While folklore has enshrined the notion that bats are blind, all of them can see, and some species, such as Asia's fruit bats, boast extraordinary night vision, which they use to find food. But most bats rely on echolocation, emitting pulses of ultrahigh-frequency sound some 10 times a second, then decoding the sound waves that bounce back from objects. "The time delay and the angle together give the bat the position of the target," explains neurobiologist Uli Schnitzler of the University of Tubingen in Germany. The scans are so discriminating that "bats can discern the scales on a moth or the difference between a rock and a beetle," notes Boston University biologist Thomas Kunz. And so fast--the brain analyzes the data in microseconds--that a bat can snatch two insects within a single second.
Despite such stunning skills, bats are struggling for survival. Pollution and human encroachment are destroying their habitats. New Mexico's Carlsbad Caverns, once home to 8.7 million bats, now harbor fewer than a million. More than 40% of the U.S.'s 44 species are threatened or endangered. Fear has also taken a heavy toll. In Latin America, people routinely dynamite and burn caves and roosts. "They think every bat is a vampire bat, and they kill all they can find," laments Kunz.
Scientists are lobbying hard to save the bat. Captive-breeding programs have been established in the Philippines as well as on several islands in the Indian Ocean. In India, legislation is being pushed to remove bats from the vermin category. The Convention on International Trade in Endangered Species (cites) bans traffic in fruit bats in the Pacific, where some people eat them.
In the U.S., Bat Conservation International has spearheaded education efforts, offering workshops for government officials and distributing books and videos to the public.
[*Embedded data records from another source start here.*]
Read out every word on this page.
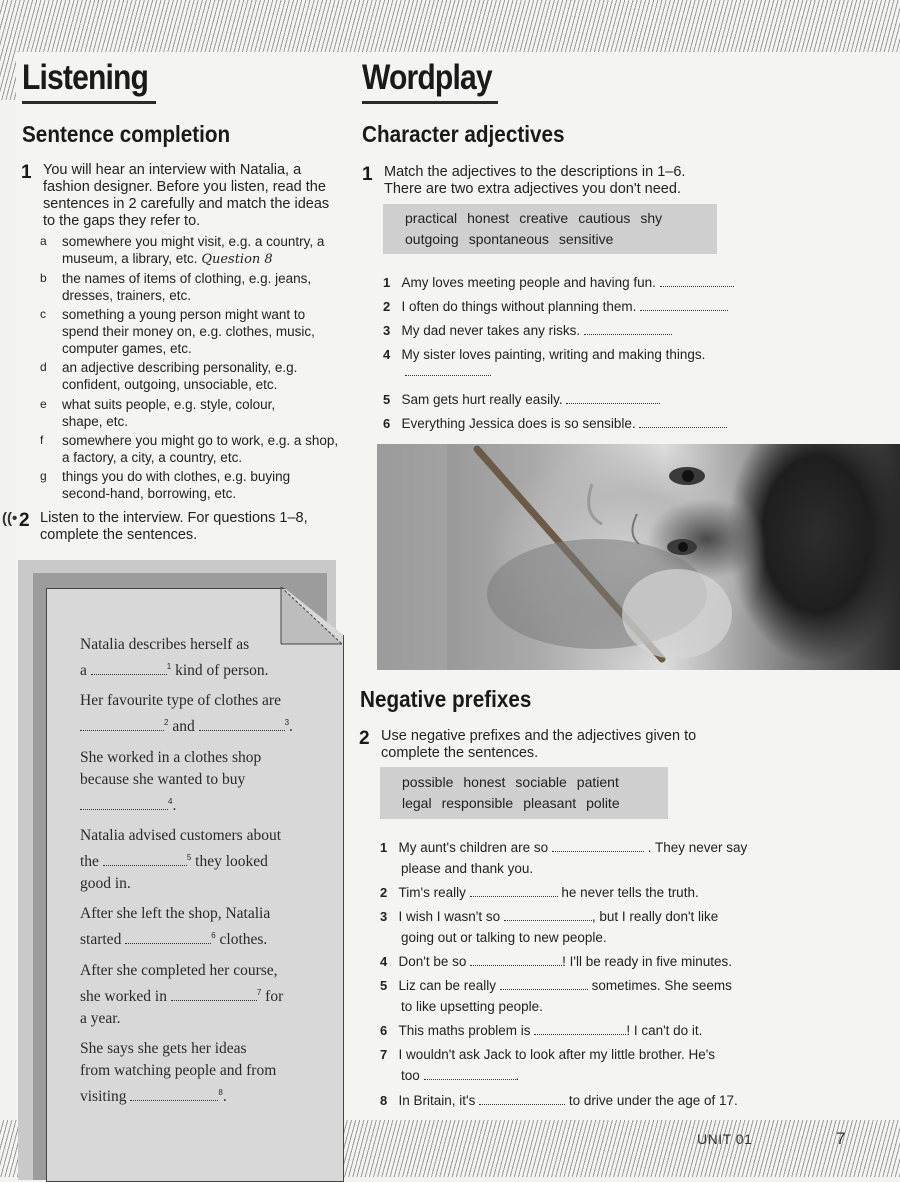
Listening
Sentence completion
1 You will hear an interview with Natalia, a fashion designer. Before you listen, read the sentences in 2 carefully and match the ideas to the gaps they refer to.
a somewhere you might visit, e.g. a country, a museum, a library, etc. Question 8
b the names of items of clothing, e.g. jeans, dresses, trainers, etc.
c something a young person might want to spend their money on, e.g. clothes, music, computer games, etc.
d an adjective describing personality, e.g. confident, outgoing, unsociable, etc.
e what suits people, e.g. style, colour, shape, etc.
f somewhere you might go to work, e.g. a shop, a factory, a city, a country, etc.
g things you do with clothes, e.g. buying second-hand, borrowing, etc.
((• 2 Listen to the interview. For questions 1–8, complete the sentences.
Natalia describes herself as
a	$^1$ kind of person.
Her favourite type of clothes are
$^2$ and	$^3$.
She worked in a clothes shop
because she wanted to buy
$^4$.
Natalia advised customers about
the	$^5$ they looked
good in.
After she left the shop, Natalia
started	$^6$ clothes.
After she completed her course,
she worked in	$^7$ for
a year.
She says she gets her ideas
from watching people and from
visiting	$^8$.
Wordplay
Character adjectives
1 Match the adjectives to the descriptions in 1–6. There are two extra adjectives you don't need.
practical honest creative cautious shy
outgoing spontaneous sensitive
1 Amy loves meeting people and having fun.
2 I often do things without planning them.
3 My dad never takes any risks.
4 My sister loves painting, writing and making things.
5 Sam gets hurt really easily.
6 Everything Jessica does is so sensible.
Negative prefixes
2 Use negative prefixes and the adjectives given to complete the sentences.
possible honest sociable patient
legal responsible pleasant polite
1 My aunt's children are so	. They never say
please and thank you.
2 Tim's really	he never tells the truth.
3 I wish I wasn't so	, but I really don't like
going out or talking to new people.
4 Don't be so	! I'll be ready in five minutes.
5 Liz can be really	sometimes. She seems
to like upsetting people.
6 This maths problem is	! I can't do it.
7 I wouldn't ask Jack to look after my little brother. He's
too	.
8 In Britain, it's	to drive under the age of 17.
UNIT 01	7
In the past five years, more than 100 iron gates have been installed at cave mouths and over mine shafts to let bats in while keeping vandals and spelunkers out. On a smaller scale, Americans are busily erecting bat houses in their backyards along with the birdhouses.
Nowhere has the change of heart been more visible than in Austin. In 1980, when repairs under the Congress Avenue bridge inadvertently created attractive roosts for more than a million Mexican free-tailed bats, frightened citizens demanded their ouster. Familiarity, however, bred content. The bridge has now become a tourist attraction, and others like it are being built. And the city's new minor-league baseball team may wind up being called--what else? --the Bats.